La tumba en su mayor parte a salvo de los saqueadores durante siglos, contiene en su antecámara gran cantidad de objetos valiosos lo que demanda varios meses para su inventario y transporte. Finalmente la cámara mortuoria es descubierta y en ella un gigantesco féretro de mas de 5 mts.de largo y casi 3 de altura recubierto en oro conteniendo sucesivos féretros que protegen el sarcófago real.
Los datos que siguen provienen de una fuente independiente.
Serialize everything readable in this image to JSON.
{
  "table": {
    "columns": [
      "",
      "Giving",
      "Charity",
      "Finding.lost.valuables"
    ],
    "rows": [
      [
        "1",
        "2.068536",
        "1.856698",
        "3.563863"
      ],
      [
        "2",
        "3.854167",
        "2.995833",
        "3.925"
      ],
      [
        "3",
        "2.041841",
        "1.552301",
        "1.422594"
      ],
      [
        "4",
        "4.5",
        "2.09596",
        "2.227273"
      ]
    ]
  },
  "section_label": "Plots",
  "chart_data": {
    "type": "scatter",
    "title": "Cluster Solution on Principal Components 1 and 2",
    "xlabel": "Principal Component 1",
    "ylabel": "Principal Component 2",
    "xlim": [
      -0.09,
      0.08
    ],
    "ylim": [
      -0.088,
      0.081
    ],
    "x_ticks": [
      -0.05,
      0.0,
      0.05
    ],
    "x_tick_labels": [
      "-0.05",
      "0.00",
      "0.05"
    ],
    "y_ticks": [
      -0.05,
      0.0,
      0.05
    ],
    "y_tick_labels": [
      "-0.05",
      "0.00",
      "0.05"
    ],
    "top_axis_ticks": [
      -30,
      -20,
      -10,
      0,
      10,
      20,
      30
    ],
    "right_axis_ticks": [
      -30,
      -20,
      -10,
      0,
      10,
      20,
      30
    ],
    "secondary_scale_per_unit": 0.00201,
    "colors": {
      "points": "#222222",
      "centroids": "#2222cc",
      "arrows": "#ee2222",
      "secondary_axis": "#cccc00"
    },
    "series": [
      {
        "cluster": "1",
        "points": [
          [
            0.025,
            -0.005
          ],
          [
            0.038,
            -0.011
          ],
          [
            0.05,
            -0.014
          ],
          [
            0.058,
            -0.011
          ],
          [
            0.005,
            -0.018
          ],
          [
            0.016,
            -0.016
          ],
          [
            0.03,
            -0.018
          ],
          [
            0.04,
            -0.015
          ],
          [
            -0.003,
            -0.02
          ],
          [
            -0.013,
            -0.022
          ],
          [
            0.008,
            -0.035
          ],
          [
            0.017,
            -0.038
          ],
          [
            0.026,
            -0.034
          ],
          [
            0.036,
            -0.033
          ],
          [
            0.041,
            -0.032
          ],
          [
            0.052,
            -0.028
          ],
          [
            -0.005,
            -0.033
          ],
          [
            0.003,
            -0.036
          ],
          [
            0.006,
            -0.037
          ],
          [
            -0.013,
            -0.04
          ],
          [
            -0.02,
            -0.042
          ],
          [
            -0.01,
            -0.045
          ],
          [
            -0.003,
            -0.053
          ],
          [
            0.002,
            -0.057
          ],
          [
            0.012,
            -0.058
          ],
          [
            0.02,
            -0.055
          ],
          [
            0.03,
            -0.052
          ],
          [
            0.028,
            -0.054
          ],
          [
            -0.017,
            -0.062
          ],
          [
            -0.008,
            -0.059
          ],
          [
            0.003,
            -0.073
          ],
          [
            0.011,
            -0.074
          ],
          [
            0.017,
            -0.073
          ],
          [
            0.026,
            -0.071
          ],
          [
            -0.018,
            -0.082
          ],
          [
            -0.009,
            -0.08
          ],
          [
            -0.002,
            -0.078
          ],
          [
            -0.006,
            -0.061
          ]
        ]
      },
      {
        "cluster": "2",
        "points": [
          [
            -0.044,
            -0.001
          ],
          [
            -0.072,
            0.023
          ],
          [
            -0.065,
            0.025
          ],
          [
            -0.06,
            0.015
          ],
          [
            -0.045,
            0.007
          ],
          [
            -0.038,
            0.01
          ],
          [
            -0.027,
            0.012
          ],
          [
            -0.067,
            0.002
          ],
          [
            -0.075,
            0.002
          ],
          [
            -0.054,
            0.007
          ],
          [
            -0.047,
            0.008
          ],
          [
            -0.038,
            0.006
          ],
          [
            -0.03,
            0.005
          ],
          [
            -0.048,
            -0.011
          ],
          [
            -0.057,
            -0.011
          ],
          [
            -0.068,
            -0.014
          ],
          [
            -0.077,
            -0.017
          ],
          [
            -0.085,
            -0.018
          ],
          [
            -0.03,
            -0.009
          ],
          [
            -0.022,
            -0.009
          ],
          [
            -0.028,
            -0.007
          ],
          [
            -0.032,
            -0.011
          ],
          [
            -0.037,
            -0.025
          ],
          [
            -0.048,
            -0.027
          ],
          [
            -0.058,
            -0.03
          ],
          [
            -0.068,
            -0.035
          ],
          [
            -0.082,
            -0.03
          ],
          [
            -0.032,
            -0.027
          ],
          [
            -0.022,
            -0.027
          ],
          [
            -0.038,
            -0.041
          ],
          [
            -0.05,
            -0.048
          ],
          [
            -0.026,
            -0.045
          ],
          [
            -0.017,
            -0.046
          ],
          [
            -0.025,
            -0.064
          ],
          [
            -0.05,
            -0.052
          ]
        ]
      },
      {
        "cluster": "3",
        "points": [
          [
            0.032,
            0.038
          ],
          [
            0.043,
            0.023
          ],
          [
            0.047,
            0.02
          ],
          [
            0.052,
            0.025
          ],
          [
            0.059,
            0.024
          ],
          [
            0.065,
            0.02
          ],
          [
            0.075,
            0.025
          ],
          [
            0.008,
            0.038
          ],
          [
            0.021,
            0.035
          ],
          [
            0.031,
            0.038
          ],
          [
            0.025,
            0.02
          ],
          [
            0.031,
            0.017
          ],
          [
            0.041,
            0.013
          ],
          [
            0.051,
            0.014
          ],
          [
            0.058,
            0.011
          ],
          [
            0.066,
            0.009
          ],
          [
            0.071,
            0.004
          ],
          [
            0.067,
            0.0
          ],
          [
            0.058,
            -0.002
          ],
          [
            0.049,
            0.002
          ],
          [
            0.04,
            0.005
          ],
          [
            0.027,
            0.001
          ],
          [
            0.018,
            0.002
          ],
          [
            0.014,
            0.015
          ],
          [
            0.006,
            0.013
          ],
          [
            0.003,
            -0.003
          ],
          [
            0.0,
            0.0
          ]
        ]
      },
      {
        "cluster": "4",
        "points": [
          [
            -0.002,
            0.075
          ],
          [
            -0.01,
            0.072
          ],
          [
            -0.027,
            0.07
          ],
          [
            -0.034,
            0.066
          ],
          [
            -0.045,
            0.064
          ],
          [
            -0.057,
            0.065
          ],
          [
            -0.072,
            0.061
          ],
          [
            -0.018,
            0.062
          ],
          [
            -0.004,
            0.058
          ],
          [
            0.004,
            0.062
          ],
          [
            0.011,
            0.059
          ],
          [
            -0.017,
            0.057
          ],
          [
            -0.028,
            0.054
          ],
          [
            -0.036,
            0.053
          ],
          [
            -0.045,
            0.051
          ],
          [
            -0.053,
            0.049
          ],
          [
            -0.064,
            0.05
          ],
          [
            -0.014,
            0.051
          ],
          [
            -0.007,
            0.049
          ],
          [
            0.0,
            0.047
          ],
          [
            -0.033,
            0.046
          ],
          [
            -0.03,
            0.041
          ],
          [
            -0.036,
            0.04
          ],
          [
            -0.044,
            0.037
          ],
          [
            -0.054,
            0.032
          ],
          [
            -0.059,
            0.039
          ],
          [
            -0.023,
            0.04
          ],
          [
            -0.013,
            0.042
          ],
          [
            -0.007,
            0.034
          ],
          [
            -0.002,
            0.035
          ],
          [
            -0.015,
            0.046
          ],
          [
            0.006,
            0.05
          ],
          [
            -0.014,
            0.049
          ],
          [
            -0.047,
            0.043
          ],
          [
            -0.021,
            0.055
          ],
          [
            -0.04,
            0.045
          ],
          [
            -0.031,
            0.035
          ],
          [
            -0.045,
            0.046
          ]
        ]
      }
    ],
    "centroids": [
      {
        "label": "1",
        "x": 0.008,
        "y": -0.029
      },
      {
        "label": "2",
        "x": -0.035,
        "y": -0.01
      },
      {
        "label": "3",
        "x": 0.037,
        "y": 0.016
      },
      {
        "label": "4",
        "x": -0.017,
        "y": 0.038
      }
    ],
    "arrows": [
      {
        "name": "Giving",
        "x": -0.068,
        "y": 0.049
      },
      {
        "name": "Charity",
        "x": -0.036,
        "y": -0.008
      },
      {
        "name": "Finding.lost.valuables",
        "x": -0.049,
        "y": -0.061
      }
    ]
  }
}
Lord Carnarvon, coleccionista de antiguedades inglés, quien ha encabezado las exploraciones arqueológicas en Egipto junto a Howard Carter, muere en abril de 1923 como consecuencia de la picadura de un insecto, lo cual dara inicio a especulaciones sobre una supuesta maldición atribuida al faraón. Siete años mas tarde habrán muerto la totalidad de los principales miembros de la expedición a excepción de Carter, aunque la mayoría por causas aparentemente naturales.
Hacia fines del siglo XX los restos de Tutankamon, hijo de Akenaton, que al momento de su muerte, hacia el año 1335 A.J.C., contaba con tan solo 19 años de edad, descansan nuevamente en el Valle de los Reyes, luego de un obligado periplo impuesto por la investigación y la curiosidad científica.